Dari beberapa keterangan diatas, jelaslah bahwa ibnu Taimiyah telah diakui oleh para ulama dulu dan sekarang sebagai Al hafidz dan Muhaddits yang mumpuni dalam Ilmu hadits serta dapat diambil tashih dan tadh’ifnya.
Semoga bermanfaat.
Saudaramu: dobdob
[1] Yaitu istilah yang sama dengan Muhaddits
dan dimutlakkan bagi siapapun yang menghapal hadits, mengingatnya, dan
mengetahui perbendaharaannya baik secara riwayah maupun dirayah serta
mampu mengetahui cacatnya, dikatakan juga bahwa Al hafidz adalah
seorang ahli hadits yang telah menghapal 100 ribu hadits baik matan
maupun sanad. Dalam Muqaddimah Tabaqatul Huffadz, Al Imam As Suyuthi
mengatakan bahwa para Huffadz adalah orang yang memikul ilmu nabawi dan
yang ijtihadnya menjadi rujukan dalam Menstsiqahkan dan menjarh rawi
serta menghasankan dan mendhaifkan hadits. Ibnu Hajar yang masyhur
dengan gelar al hafidz menambahkan dalam Nukatnya bahwa seorang hafidz
itu telah menghapal kebanyakan matan hadits artinya dari dari seluruh
kitab-kitab hadits jumlah yang dihapal lebih banyak dari yang belum
dihapal
[2] Fihrisul Faharis wal Atsbat wa Mu’jamil Maajim wa musalsalat oleh al Kattani.Juz I hal 154
[3]
Mungkin kita akan mengatakan Az Zahabi agak berlebihan dalam ungkapan
ini, namun itulah yang beliau ungkapkan padahal beliau adalah orang yang
paling adil dalam melakukan penilaian terhadap seseorang.

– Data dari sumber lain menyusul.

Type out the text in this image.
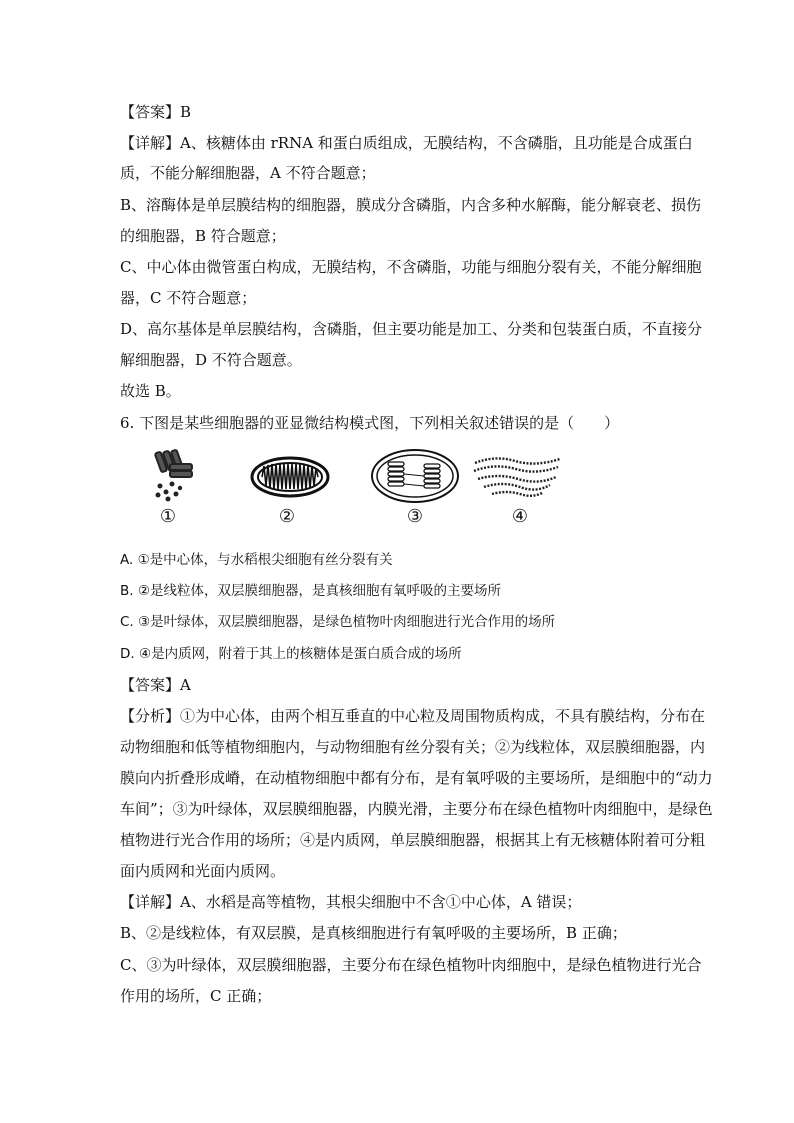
【答案】B
【详解】A、核糖体由 rRNA 和蛋白质组成，无膜结构，不含磷脂，且功能是合成蛋白
质，不能分解细胞器，A 不符合题意；
B、溶酶体是单层膜结构的细胞器，膜成分含磷脂，内含多种水解酶，能分解衰老、损伤
的细胞器，B 符合题意；
C、中心体由微管蛋白构成，无膜结构，不含磷脂，功能与细胞分裂有关，不能分解细胞
器，C 不符合题意；
D、高尔基体是单层膜结构，含磷脂，但主要功能是加工、分类和包装蛋白质，不直接分
解细胞器，D 不符合题意。
故选 B。
6. 下图是某些细胞器的亚显微结构模式图，下列相关叙述错误的是（　　）
①	②	③	④
A. ①是中心体，与水稻根尖细胞有丝分裂有关
B. ②是线粒体，双层膜细胞器，是真核细胞有氧呼吸的主要场所
C. ③是叶绿体，双层膜细胞器，是绿色植物叶肉细胞进行光合作用的场所
D. ④是内质网，附着于其上的核糖体是蛋白质合成的场所
【答案】A
【分析】①为中心体，由两个相互垂直的中心粒及周围物质构成，不具有膜结构，分布在
动物细胞和低等植物细胞内，与动物细胞有丝分裂有关；②为线粒体，双层膜细胞器，内
膜向内折叠形成嵴，在动植物细胞中都有分布，是有氧呼吸的主要场所，是细胞中的“动力
车间”；③为叶绿体，双层膜细胞器，内膜光滑，主要分布在绿色植物叶肉细胞中，是绿色
植物进行光合作用的场所；④是内质网，单层膜细胞器，根据其上有无核糖体附着可分粗
面内质网和光面内质网。
【详解】A、水稻是高等植物，其根尖细胞中不含①中心体，A 错误；
B、②是线粒体，有双层膜，是真核细胞进行有氧呼吸的主要场所，B 正确；
C、③为叶绿体，双层膜细胞器，主要分布在绿色植物叶肉细胞中，是绿色植物进行光合
作用的场所，C 正确；
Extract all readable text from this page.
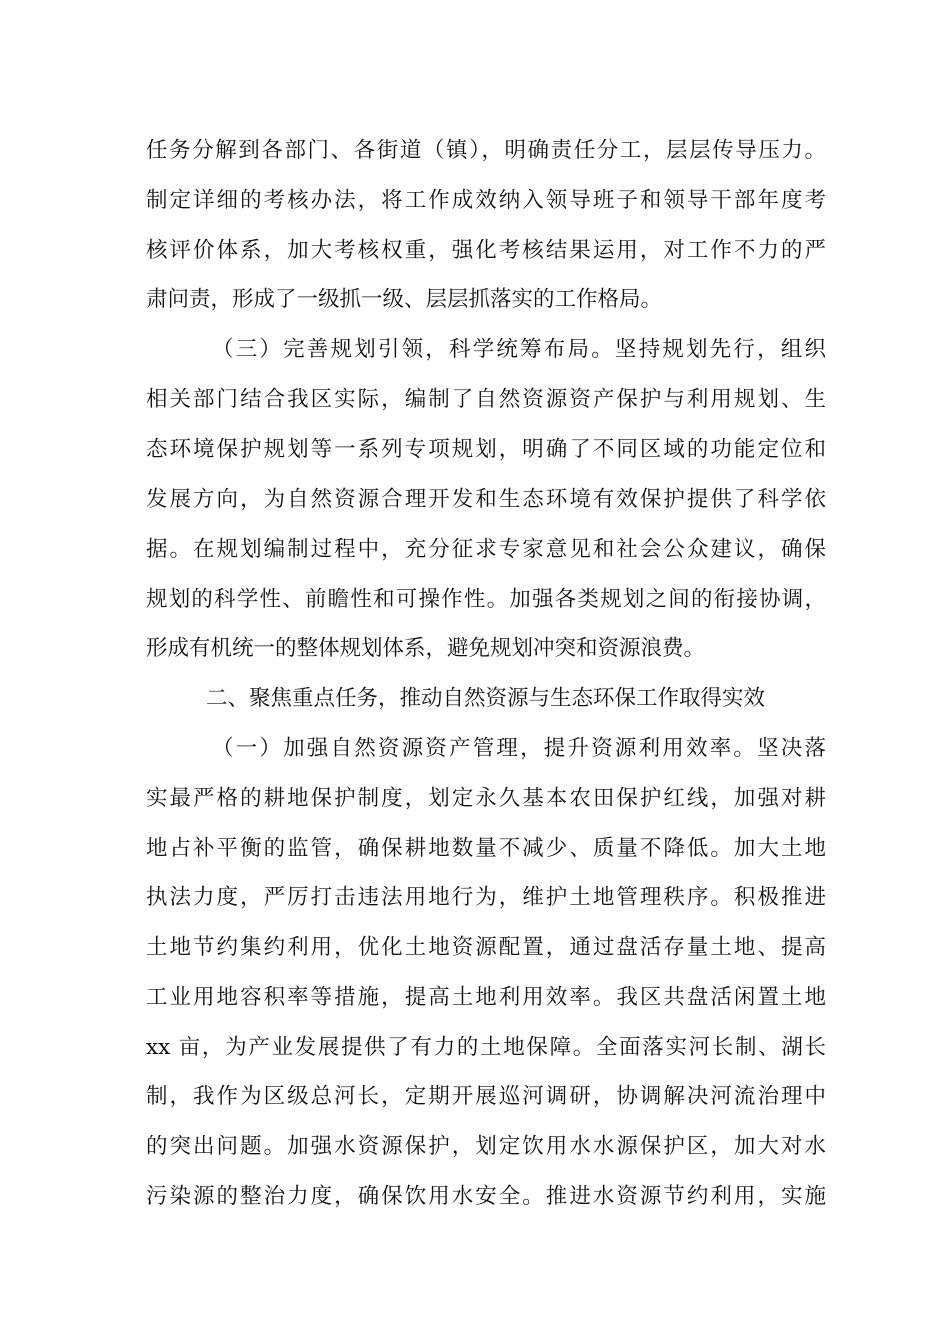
任务分解到各部门、各街道（镇），明确责任分工，层层传导压力。
制定详细的考核办法，将工作成效纳入领导班子和领导干部年度考
核评价体系，加大考核权重，强化考核结果运用，对工作不力的严
肃问责，形成了一级抓一级、层层抓落实的工作格局。
（三）完善规划引领，科学统筹布局。坚持规划先行，组织
相关部门结合我区实际，编制了自然资源资产保护与利用规划、生
态环境保护规划等一系列专项规划，明确了不同区域的功能定位和
发展方向，为自然资源合理开发和生态环境有效保护提供了科学依
据。在规划编制过程中，充分征求专家意见和社会公众建议，确保
规划的科学性、前瞻性和可操作性。加强各类规划之间的衔接协调，
形成有机统一的整体规划体系，避免规划冲突和资源浪费。
二、聚焦重点任务，推动自然资源与生态环保工作取得实效
（一）加强自然资源资产管理，提升资源利用效率。坚决落
实最严格的耕地保护制度，划定永久基本农田保护红线，加强对耕
地占补平衡的监管，确保耕地数量不减少、质量不降低。加大土地
执法力度，严厉打击违法用地行为，维护土地管理秩序。积极推进
土地节约集约利用，优化土地资源配置，通过盘活存量土地、提高
工业用地容积率等措施，提高土地利用效率。我区共盘活闲置土地
xx 亩，为产业发展提供了有力的土地保障。全面落实河长制、湖长
制，我作为区级总河长，定期开展巡河调研，协调解决河流治理中
的突出问题。加强水资源保护，划定饮用水水源保护区，加大对水
污染源的整治力度，确保饮用水安全。推进水资源节约利用，实施
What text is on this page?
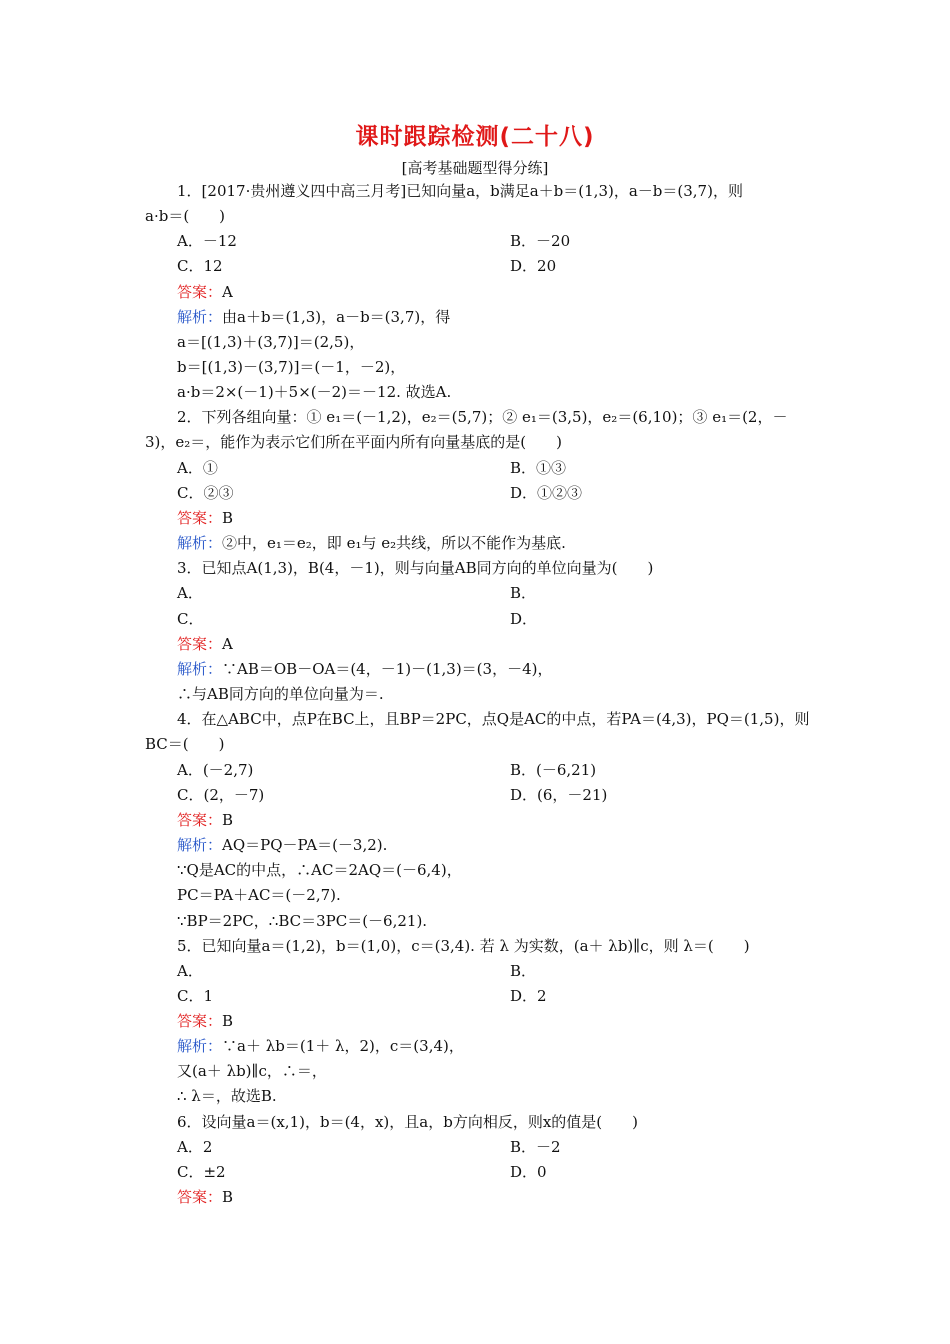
课时跟踪检测(二十八)
[高考基础题型得分练]
1．[2017·贵州遵义四中高三月考]已知向量a，b满足a＋b＝(1,3)，a－b＝(3,7)，则
a·b＝(　　)
A．－12	B．－20
C．12	D．20
答案：A
解析：由a＋b＝(1,3)，a－b＝(3,7)，得
a＝[(1,3)＋(3,7)]＝(2,5)，
b＝[(1,3)－(3,7)]＝(－1，－2)，
a·b＝2×(－1)＋5×(－2)＝－12. 故选A.
2．下列各组向量：① e₁＝(－1,2)，e₂＝(5,7)；② e₁＝(3,5)，e₂＝(6,10)；③ e₁＝(2，－
3)，e₂＝，能作为表示它们所在平面内所有向量基底的是(　　)
A．①	B．①③
C．②③	D．①②③
答案：B
解析：②中，e₁＝e₂，即 e₁与 e₂共线，所以不能作为基底.
3．已知点A(1,3)，B(4，－1)，则与向量AB同方向的单位向量为(　　)
A．	B．
C．	D．
答案：A
解析：∵AB＝OB－OA＝(4，－1)－(1,3)＝(3，－4)，
∴与AB同方向的单位向量为＝.
4．在△ABC中，点P在BC上，且BP＝2PC，点Q是AC的中点，若PA＝(4,3)，PQ＝(1,5)，则
BC＝(　　)
A．(－2,7)	B．(－6,21)
C．(2，－7)	D．(6，－21)
答案：B
解析：AQ＝PQ－PA＝(－3,2).
∵Q是AC的中点，∴AC＝2AQ＝(－6,4)，
PC＝PA＋AC＝(－2,7).
∵BP＝2PC，∴BC＝3PC＝(－6,21).
5．已知向量a＝(1,2)，b＝(1,0)，c＝(3,4). 若 λ 为实数，(a＋ λb)∥c，则 λ＝(　　)
A．	B．
C．1	D．2
答案：B
解析：∵a＋ λb＝(1＋ λ，2)，c＝(3,4)，
又(a＋ λb)∥c，∴＝，
∴ λ＝，故选B.
6．设向量a＝(x,1)，b＝(4，x)，且a，b方向相反，则x的值是(　　)
A．2	B．－2
C．±2	D．0
答案：B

[4] Dalam riwayat yang disebutkan oleh Ibnu Rajab pada Kitab Thabaqatul Hanabilah menggunakan Kaada bukan Kana,
jadi artinya: nyaris menghapal seluruh sunnah. Saya kira inilah yang
lebih mendekati sekalipun masih merupakan ungkapan hiperbola. Tapi
itulah ungkapan kekaguman para huffadz terhadap ibnu Taimiyah yang tentunya beralasan.